After completing the HND in Furniture Restoration and in order to gain more knowledge and experience she enrolled in the BSc Restoration and Conservation at the London Metropolitan University. As part of the BSc course, and in order to learn about conservation practice abroad, Barbara went on a placement to the Austrian Museum of Applied Art (MAK) in Vienna. During the two and a half months placement Barbara enjoyed experiencing museum conservation practises first hand.
Barbara is looking forward to studying at the RCA/V&A. The MA course will complement Barbara's wish to deepen and broaden her experience in the field of furniture conservation.
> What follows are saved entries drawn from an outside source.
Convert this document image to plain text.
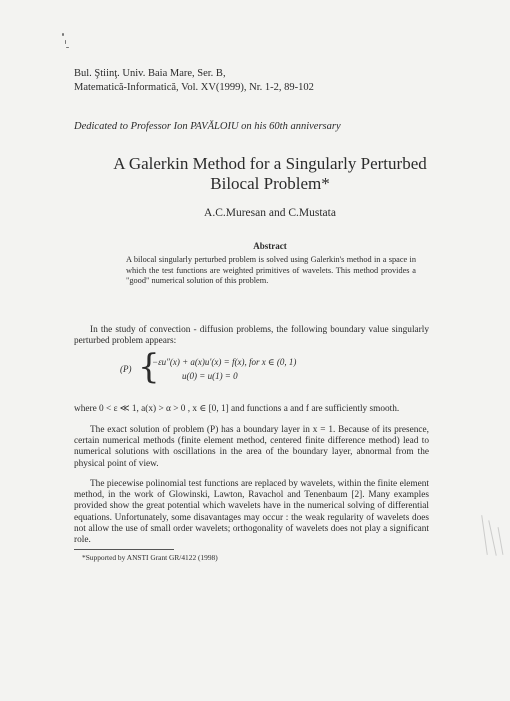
Bul. Ştiinţ. Univ. Baia Mare, Ser. B,
Matematică-Informatică, Vol. XV(1999), Nr. 1-2, 89-102
Dedicated to Professor Ion PAVĂLOIU on his 60th anniversary
A Galerkin Method for a Singularly Perturbed
Bilocal Problem*
A.C.Muresan and C.Mustata
Abstract
A bilocal singularly perturbed problem is solved using Galerkin's method in a space in which the test functions are weighted primitives of wavelets. This method provides a "good" numerical solution of this problem.
In the study of convection - diffusion problems, the following boundary value singularly perturbed problem appears:
(P) {
−εu″(x) + a(x)u′(x) = f(x), for x ∈ (0, 1)
u(0) = u(1) = 0
where 0 < ε ≪ 1, a(x) > α > 0 , x ∈ [0, 1] and functions a and f are sufficiently smooth.
The exact solution of problem (P) has a boundary layer in x = 1. Because of its presence, certain numerical methods (finite element method, centered finite difference method) lead to numerical solutions with oscillations in the area of the boundary layer, abnormal from the physical point of view.
The piecewise polinomial test functions are replaced by wavelets, within the finite element method, in the work of Glowinski, Lawton, Ravachol and Tenenbaum [2]. Many examples provided show the great potential which wavelets have in the numerical solving of differential equations. Unfortunately, some disavantages may occur : the weak regularity of wavelets does not allow the use of small order wavelets; orthogonality of wavelets does not play a significant role.
*Supported by ANSTI Grant GR/4122 (1998)
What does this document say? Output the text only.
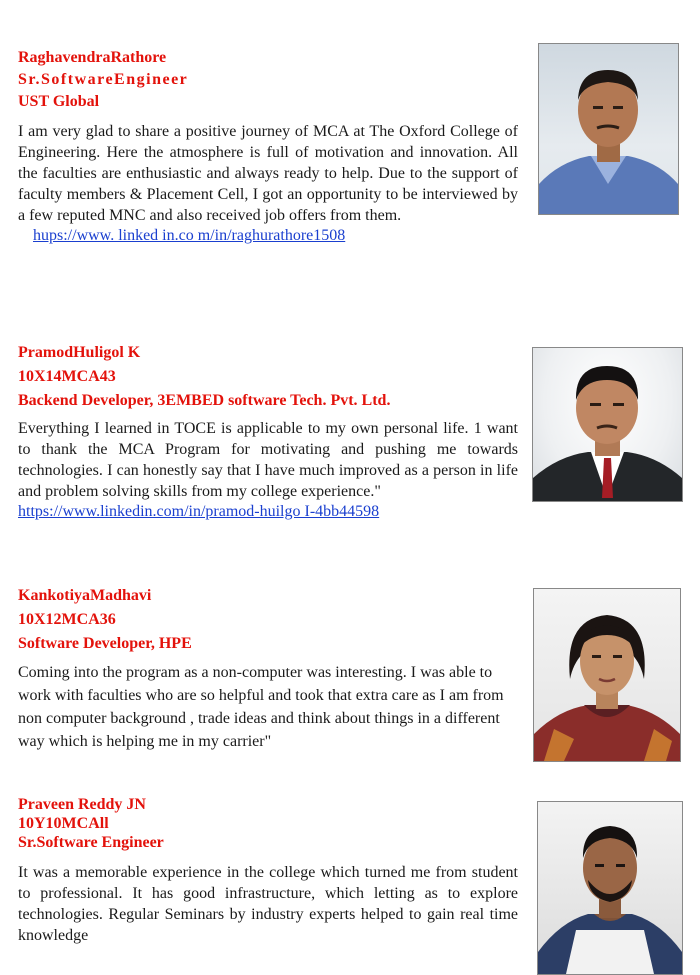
RaghavendraRathore

Sr.SoftwareEngineer

UST Global

I am very glad to share a positive journey of MCA at The Oxford College of Engineering. Here the atmosphere is full of motivation and innovation. All the faculties are enthusiastic and always ready to help. Due to the support of faculty members & Placement Cell, I got an opportunity to be interviewed by a few reputed MNC and also received job offers from them.

hups://www. linked in.co m/in/raghurathore1508

PramodHuligol K

10X14MCA43

Backend Developer, 3EMBED software Tech. Pvt. Ltd.

Everything I learned in TOCE is applicable to my own personal life. 1 want to thank the MCA Program for motivating and pushing me towards technologies. I can honestly say that I have much improved as a person in life and problem solving skills from my college experience."

https://www.linkedin.com/in/pramod-huilgo I-4bb44598

KankotiyaMadhavi

10X12MCA36

Software Developer, HPE

Coming into the program as a non-computer was interesting. I was able to work with faculties who are so helpful and took that extra care as I am from non computer background , trade ideas and think about things in a different way which is helping me in my carrier"

Praveen Reddy JN

10Y10MCAll

Sr.Software Engineer

It was a memorable experience in the college which turned me from student to professional. It has good infrastructure, which letting as to explore technologies. Regular Seminars by industry experts helped to gain real time knowledge
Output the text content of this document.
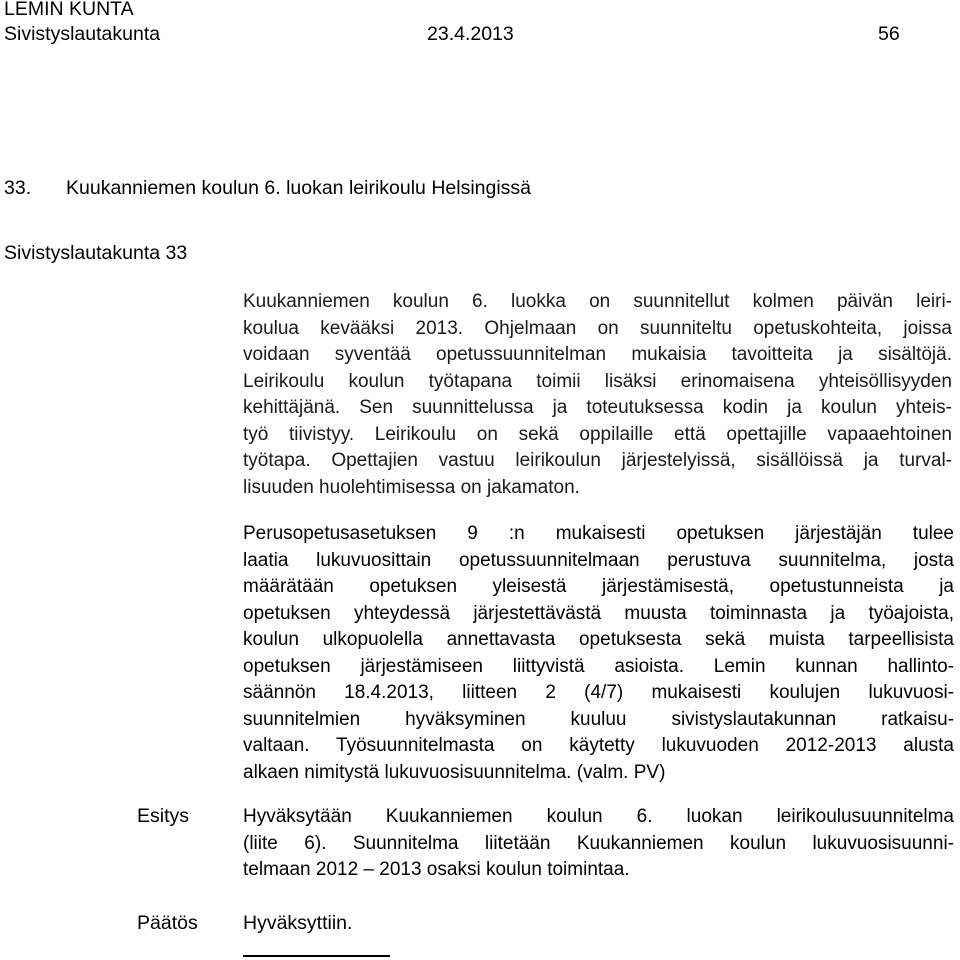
LEMIN KUNTA
Sivistyslautakunta	23.4.2013	56
33. Kuukanniemen koulun 6. luokan leirikoulu Helsingissä
Sivistyslautakunta 33
Kuukanniemen koulun 6. luokka on suunnitellut kolmen päivän leiri-
koulua kevääksi 2013. Ohjelmaan on suunniteltu opetuskohteita, joissa
voidaan syventää opetussuunnitelman mukaisia tavoitteita ja sisältöjä.
Leirikoulu koulun työtapana toimii lisäksi erinomaisena yhteisöllisyyden
kehittäjänä. Sen suunnittelussa ja toteutuksessa kodin ja koulun yhteis-
työ tiivistyy. Leirikoulu on sekä oppilaille että opettajille vapaaehtoinen
työtapa. Opettajien vastuu leirikoulun järjestelyissä, sisällöissä ja turval-
lisuuden huolehtimisessa on jakamaton.
Perusopetusasetuksen 9 :n mukaisesti opetuksen järjestäjän tulee
laatia lukuvuosittain opetussuunnitelmaan perustuva suunnitelma, josta
määrätään opetuksen yleisestä järjestämisestä, opetustunneista ja
opetuksen yhteydessä järjestettävästä muusta toiminnasta ja työajoista,
koulun ulkopuolella annettavasta opetuksesta sekä muista tarpeellisista
opetuksen järjestämiseen liittyvistä asioista. Lemin kunnan hallinto-
säännön 18.4.2013, liitteen 2 (4/7) mukaisesti koulujen lukuvuosi-
suunnitelmien hyväksyminen kuuluu sivistyslautakunnan ratkaisu-
valtaan. Työsuunnitelmasta on käytetty lukuvuoden 2012-2013 alusta
alkaen nimitystä lukuvuosisuunnitelma. (valm. PV)
Esitys	Hyväksytään Kuukanniemen koulun 6. luokan leirikoulusuunnitelma
(liite 6). Suunnitelma liitetään Kuukanniemen koulun lukuvuosisuunni-
telmaan 2012 – 2013 osaksi koulun toimintaa.
Päätös Hyväksyttiin.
This will be further enhanced by the unique possibility to work at the V&A with the guidance of the present experts and its unique collection of modern and old objects.
Hazel E Arnott
After graduating in 1999 Hazel applied to, and was successful in gaining a place on the Royal School of Needlework Apprenticeship. This three year Apprenticeship teaches the fundamentals of traditional embroidery skills with a strong emphasis placed on the high standard of workmanship. A work experience placement during the third year of the Apprenticeship was undertaken with the Textile Conservation Department of the National Trust. This experience confirmed that training as a conservator within the field of textiles was the perfect opportunity to combine her interests.
A further two years have been spent working for the Royal School of Needlework since completing the Apprenticeship in 2002, before moving on to study for a MA in the Conservation of Tapestries and Textiles in Historic Interiors.
Museology was an integral part of the Camberwell course and during her post-graduate diploma she studied the ethics of vehicular conservation and display in order to broaden her horizons beyond the boundaries of paper conservation. Visits to the Imperial War Museum and the National Army Museum over the years resulted in an MA essay on the ethics of the conservation and display of war-damaged objects and provided the catalyst for her current research.
This work aims to explore the myriad of moral issues presented by objects damaged by war and to assess how these can best be approached. Her intention is for this work to be used as a reference tool by practical conservators rather than being an academic treatise irrelevant to the realities of a real conservation studio.
Louise left Barbados in 2000 to do a 2-year diploma in Design, Silversmithing, Jewellery and Allied Crafts, at the end of which she was awarded a Commendation from the Worshipful Company of Goldsmiths for commercial design and manufacture. She went on to study a Postgraduate Diploma in the Conservation and Restoration of Fine Metalwork at West Dean College, where she was awarded The British Antique Dealers Association Frank Gutteridge Prize for her research project on the ancient decorative metalwork technique of Granulation, as well as the British Antique Dealers Association Harold Davies Prize. She then enrolled on the Professional Development Diploma Course in the Conservation and Restoration of Fine Metalwork at West Dean, during which she did a six- week internship in the Metals Conservation Department of the British Museum.
Tsing-Young Dora Tang
Dora is currently studying Chemistry with Conservation Science at Imperial College, London and will begin the third year of a four year course. She recently spent eight weeks in the Department of Conservation, Documentation and Science at the British Museum.
Dora is very interested in the links between science and art, with a passion for art specifically painting and a knowledge of chemistry she looks forward to studying Conservation Science with the RCA and the V&A.